Ben ağlamaya devam ederken abim bana sarılmaya devam etmiş, kalabalık dağılmıştı. Artık ağlamam dinmeye başladığında çevreme baktım ve meclis üyeleri ve saray çalışanları ile karşılaştım.

Hızla yerimden kalktım ve saray muhafızlarının büyük kısmının başı olan Oğuz'u bulmalıyım. Artık umurumda değildi. Hız gücümü kullanarak olabileceği yerlere bakmış ve onu bulmuştum. Bahçedeydi, beni bekliyor gibiydi.

"Oğuz bul onu! Kim yaptıysa onu bulmak zorundasın." Put gibi durmuş bana bakıyordu sadece. Bu kadar da olamazdı değil mi? Artık sevgi kavramını mı yitirdi bana karşı?

"Neden konuşmuyorsun, neden cevap vermiyorsun? Sevmiyorsan bile konuşabilirsin, değil mi? Bir anda böyle davranmak kolay mı, Oğuz?!" Sinir krizi geçiriyordum ve yumruklarım Oğuz'un göğsüne geliyordu. En sonunda kafamı göğsüne yaslanmış bir halde vurmaya devam ettim.

Ama hala alışıldığım gibi susmaya ve tepki göstermemeye devam etmişti. Yüzümü kaldırıp sert ve soğuk görünümlü yabancıya baktım. Onda Oğuz'a dair bir şeyler bulmaya çalıştım. Ama olmuyordu,  bu yeni kişide ona dair ufak bir kırıntı bile yoktu.

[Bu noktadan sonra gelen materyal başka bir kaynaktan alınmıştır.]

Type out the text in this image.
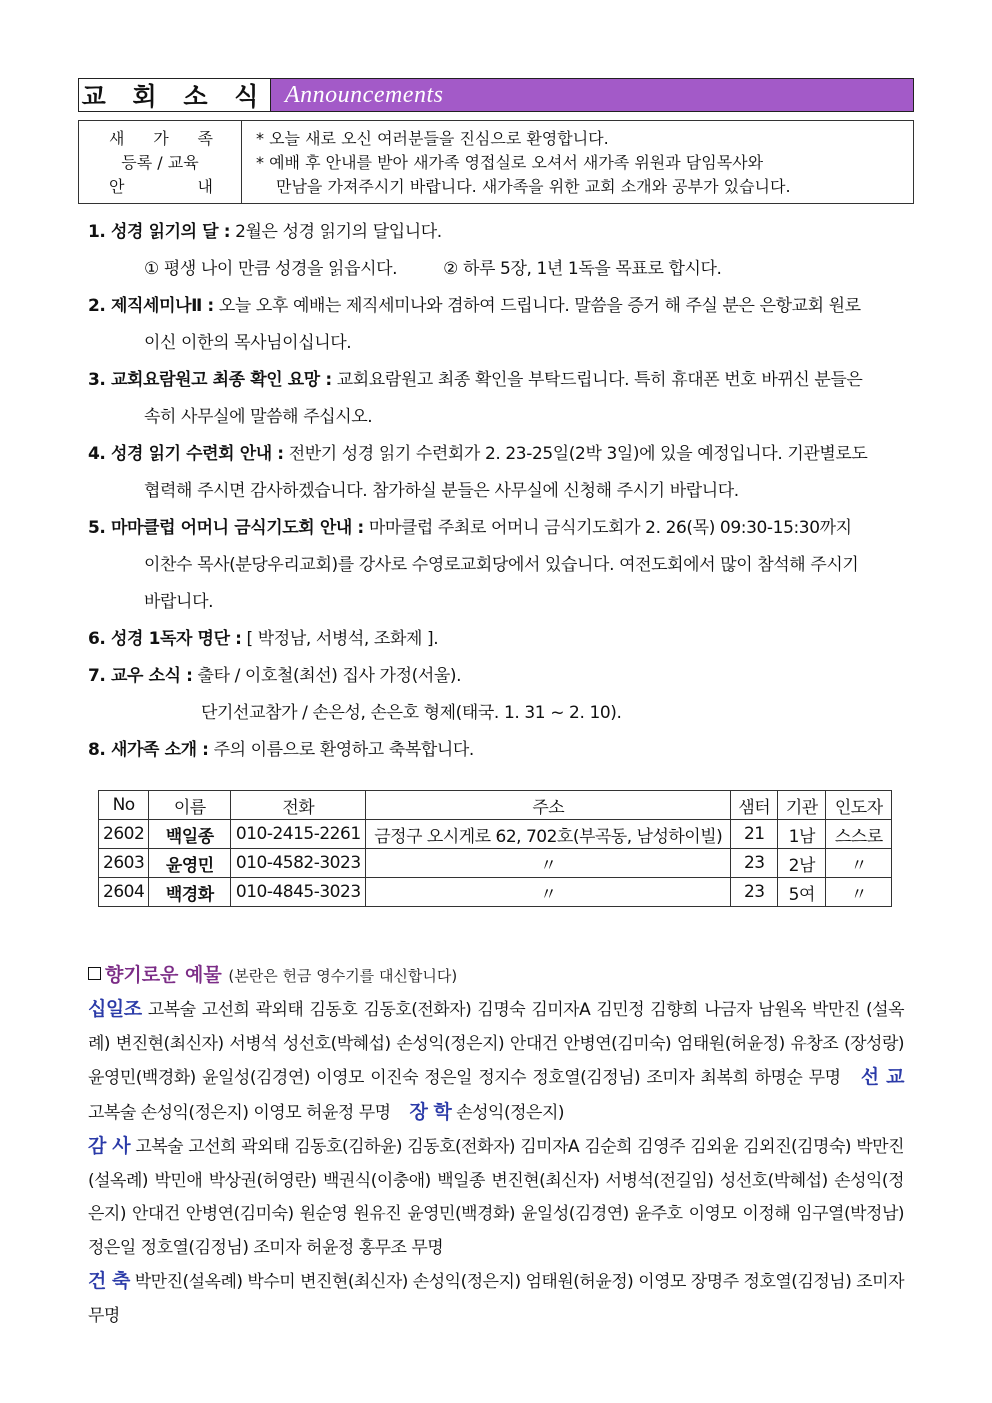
교 회 소 식 Announcements
새 가 족
등록 / 교육
안	내
* 오늘 새로 오신 여러분들을 진심으로 환영합니다.
* 예배 후 안내를 받아 새가족 영접실로 오셔서 새가족 위원과 담임목사와
만남을 가져주시기 바랍니다. 새가족을 위한 교회 소개와 공부가 있습니다.
1. 성경 읽기의 달 : 2월은 성경 읽기의 달입니다.
① 평생 나이 만큼 성경을 읽읍시다.	② 하루 5장, 1년 1독을 목표로 합시다.
2. 제직세미나Ⅱ : 오늘 오후 예배는 제직세미나와 겸하여 드립니다. 말씀을 증거 해 주실 분은 은항교회 원로
이신 이한의 목사님이십니다.
3. 교회요람원고 최종 확인 요망 : 교회요람원고 최종 확인을 부탁드립니다. 특히 휴대폰 번호 바뀌신 분들은
속히 사무실에 말씀해 주십시오.
4. 성경 읽기 수련회 안내 : 전반기 성경 읽기 수련회가 2. 23-25일(2박 3일)에 있을 예정입니다. 기관별로도
협력해 주시면 감사하겠습니다. 참가하실 분들은 사무실에 신청해 주시기 바랍니다.
5. 마마클럽 어머니 금식기도회 안내 : 마마클럽 주최로 어머니 금식기도회가 2. 26(목) 09:30-15:30까지
이찬수 목사(분당우리교회)를 강사로 수영로교회당에서 있습니다. 여전도회에서 많이 참석해 주시기
바랍니다.
6. 성경 1독자 명단 : [ 박정남, 서병석, 조화제 ].
7. 교우 소식 : 출타 / 이호철(최선) 집사 가정(서울).
단기선교참가 / 손은성, 손은호 형제(태국. 1. 31 ~ 2. 10).
8. 새가족 소개 : 주의 이름으로 환영하고 축복합니다.
No	이름	전화	주소	샘터	기관	인도자
2602	백일종	010-2415-2261	금정구 오시게로 62, 702호(부곡동, 남성하이빌)	21	1남	스스로
2603	윤영민	010-4582-3023	〃	23	2남	〃
2604	백경화	010-4845-3023	〃	23	5여	〃
향기로운 예물 (본란은 헌금 영수기를 대신합니다)
십일조 고복술 고선희 곽외태 김동호 김동호(전화자) 김명숙 김미자A 김민정 김향희 나금자 남원옥 박만진 (설옥례) 변진현(최신자) 서병석 성선호(박혜섭) 손성익(정은지) 안대건 안병연(김미숙) 엄태원(허윤정) 유창조 (장성랑) 윤영민(백경화) 윤일성(김경연) 이영모 이진숙 정은일 정지수 정호열(김정님) 조미자 최복희 하명순 무명 선 교 고복술 손성익(정은지) 이영모 허윤정 무명 장 학 손성익(정은지)
감 사 고복술 고선희 곽외태 김동호(김하윤) 김동호(전화자) 김미자A 김순희 김영주 김외윤 김외진(김명숙) 박만진(설옥례) 박민애 박상권(허영란) 백권식(이충애) 백일종 변진현(최신자) 서병석(전길임) 성선호(박혜섭) 손성익(정은지) 안대건 안병연(김미숙) 원순영 원유진 윤영민(백경화) 윤일성(김경연) 윤주호 이영모 이정해 임구열(박정남) 정은일 정호열(김정님) 조미자 허윤정 홍무조 무명
건 축 박만진(설옥례) 박수미 변진현(최신자) 손성익(정은지) 엄태원(허윤정) 이영모 장명주 정호열(김정님) 조미자 무명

Artık vazgeçmiş bir şekilde geri dönecekken. Kafamda yankılanan ses durmamı sağlamıştı.

"Kimin yaptığını bulacağım, meleğim."  Hızla arkamı döndüm ve şaşkın ifade ile Oğuz'a baktım. "Şuan olmaz sanki hiç konuşmamışız gibi gitmeni istiyorum. Açıklayacağım. Lütfen sana olan soğuk tavrımı hayal edebilir misin?" İçimden konuşmak yerine sadece kafamı sallamıştım. Zaten kafamın içini görebiliyordu. Şaşkınlığımı anlıyordu.

Elim mührüme gitti. Ona güvenebilir miydim? Sanırım... evet. Yüzünde aynı soğuk ifade vardı ama içimden duyduğum sesi eski ona benziyordu. Mantıklı bir açıklaması olduğuna inanıyordum.